Ze snu wyrwał mnie dzwonek mojego telefonu.Zerwałam się natychmiast i spojrzałam na wyświetlacz : Liglad .. Obawiałam się najgorszego.
- Michael ? - moj głos był bardzo niepewny,nie wiedziałam co mogę zaraz usłyszeć.Po prostu się bałam,znowu.
- Olivia chodź do drzwi,błagam Cię - słyszałam po jego głosie,że był podpity,zbiegłam natychmias po schodach i otworzyłam drzwi.
Moim oczom ukazał się Liglad z trudem podtrzymujący zalanego Mikkela,który miał rozciętą brew,a z jego nosa sączyła się krew.
Odruchowo przyłożyłam rękę do ust.Nie mogłam uwierzyć w to co widziałam,przynajmniej takiego widoku nie chciałam ujrzeć nigdy.
- Co się stało ?! - mój głos się łamał,a w moi gardle tkwiła jakaś gula.
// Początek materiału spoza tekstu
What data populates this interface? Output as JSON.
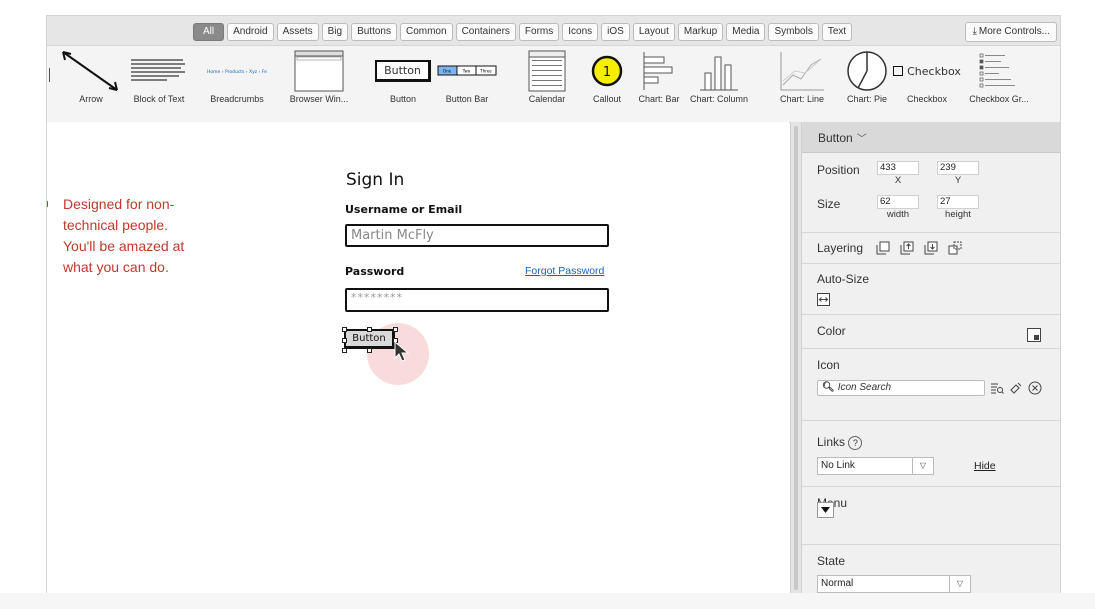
{
  "filters": {
    "chips": [
      "All",
      "Android",
      "Assets",
      "Big",
      "Buttons",
      "Common",
      "Containers",
      "Forms",
      "Icons",
      "iOS",
      "Layout",
      "Markup",
      "Media",
      "Symbols",
      "Text"
    ],
    "active": "All",
    "more_label": "More Controls..."
  },
  "library": {
    "items": [
      {
        "label": "Arrow",
        "thumb": "arrow"
      },
      {
        "label": "Block of Text",
        "thumb": "text-block"
      },
      {
        "label": "Breadcrumbs",
        "thumb": "breadcrumbs"
      },
      {
        "label": "Browser Win...",
        "thumb": "browser"
      },
      {
        "label": "Button",
        "thumb": "button",
        "thumb_text": "Button"
      },
      {
        "label": "Button Bar",
        "thumb": "button-bar",
        "thumb_parts": [
          "One",
          "Two",
          "Three"
        ]
      },
      {
        "label": "Calendar",
        "thumb": "calendar"
      },
      {
        "label": "Callout",
        "thumb": "callout",
        "thumb_text": "1"
      },
      {
        "label": "Chart: Bar",
        "thumb": "chart-bar"
      },
      {
        "label": "Chart: Column",
        "thumb": "chart-column"
      },
      {
        "label": "Chart: Line",
        "thumb": "chart-line"
      },
      {
        "label": "Chart: Pie",
        "thumb": "chart-pie"
      },
      {
        "label": "Checkbox",
        "thumb": "checkbox",
        "thumb_text": "Checkbox"
      },
      {
        "label": "Checkbox Gr...",
        "thumb": "checkbox-group"
      }
    ]
  },
  "canvas": {
    "note": "Designed for non-\ntechnical people.\nYou'll be amazed at\nwhat you can do.",
    "signin_title": "Sign In",
    "username_label": "Username or Email",
    "username_value": "Martin McFly",
    "password_label": "Password",
    "forgot_link": "Forgot Password",
    "password_value": "********",
    "button_label": "Button"
  },
  "inspector": {
    "title": "Button",
    "position_label": "Position",
    "x_value": "433",
    "y_value": "239",
    "x_caption": "X",
    "y_caption": "Y",
    "size_label": "Size",
    "width_value": "62",
    "height_value": "27",
    "width_caption": "width",
    "height_caption": "height",
    "layering_label": "Layering",
    "autosize_label": "Auto-Size",
    "color_label": "Color",
    "icon_label": "Icon",
    "icon_search_placeholder": "Icon Search",
    "links_label": "Links",
    "links_value": "No Link",
    "hide_link": "Hide",
    "menu_label": "Menu",
    "state_label": "State",
    "state_value": "Normal"
  },
  "colors": {
    "note_red": "#c0392b",
    "link_blue": "#1565c0",
    "callout_yellow": "#f6f000"
  }
}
- Ciele oknem wyleciało,no byliśmy w barze,trochę wypiliśmy,a ten idiota wdał się w bójkę - Michael delikatnie się zachwiał. - Pomóż mi,jakoś nie chcę,żeby starzy zobaczyli go w takim stanie.
Pomogłam doprowadzić Mikkela do łazienki,po czym Liglad oznajmił że idzie spać do siebie i tak po prostu wyszedł.A mnie zostawił z nim,z osobą która była dla mnie tak ważna,a teraz siedziała przede mną w takim stanie.
Wzięłam wodę utlenianą,plasterki ściągające.Na początku zajęłam się jego nosem,nastepnie zaczęłam przemywać jego brew.Zmarszczył czoło,wiedziałam że odczówa dość mocny ból,ale za wszelką cenę nie chciał tego pokazać.
- Olivia,ja przepraszam - spojrzał mi prosto w oczy,choć nie bardzo mógł skupić wzrok,to i tak przeszedł mnie ten cholerny dreszcz.
- Za co ? Za to,że jesteś takim idiotą i wdajesz się w niepotrzebne bójki,za to że nie odzywasz się do mnie od kilku dni,za to że kompletnie nie wiem co się z tobą dzieje,a potem nagle widzę Cię w takim stanie - mówiłam cicho,każde słowo sprawiało mi ból.
W między czasie zakleiłam już jego ranę i obmyłam ręcznikem jego twarz.On miał taką delikatną skórę.
- Za to,że nie potrafię o Ciebie zadbać i za to,że Cię tak przed wyjazdem potraktowałem - lekko pociągnął mnie do siebie,a moje nogi odmówiły posłuszeństwa. - Oraz za to,że przez Ciebie wariuję - Teraz nasze ciała stykały się każdym milimetrem,a mnie paliło od środka.Ścisnęłam w dłoniach jego bluzę,a to dlatego,że w każdej chwili mogłam tak po prostu upaść,nie miałam kontorli nad niczym.
_________________
Rozdział pisany przed chwilą,męczący dzień i nie bardzo miałam wenę,więc jest jaki jest.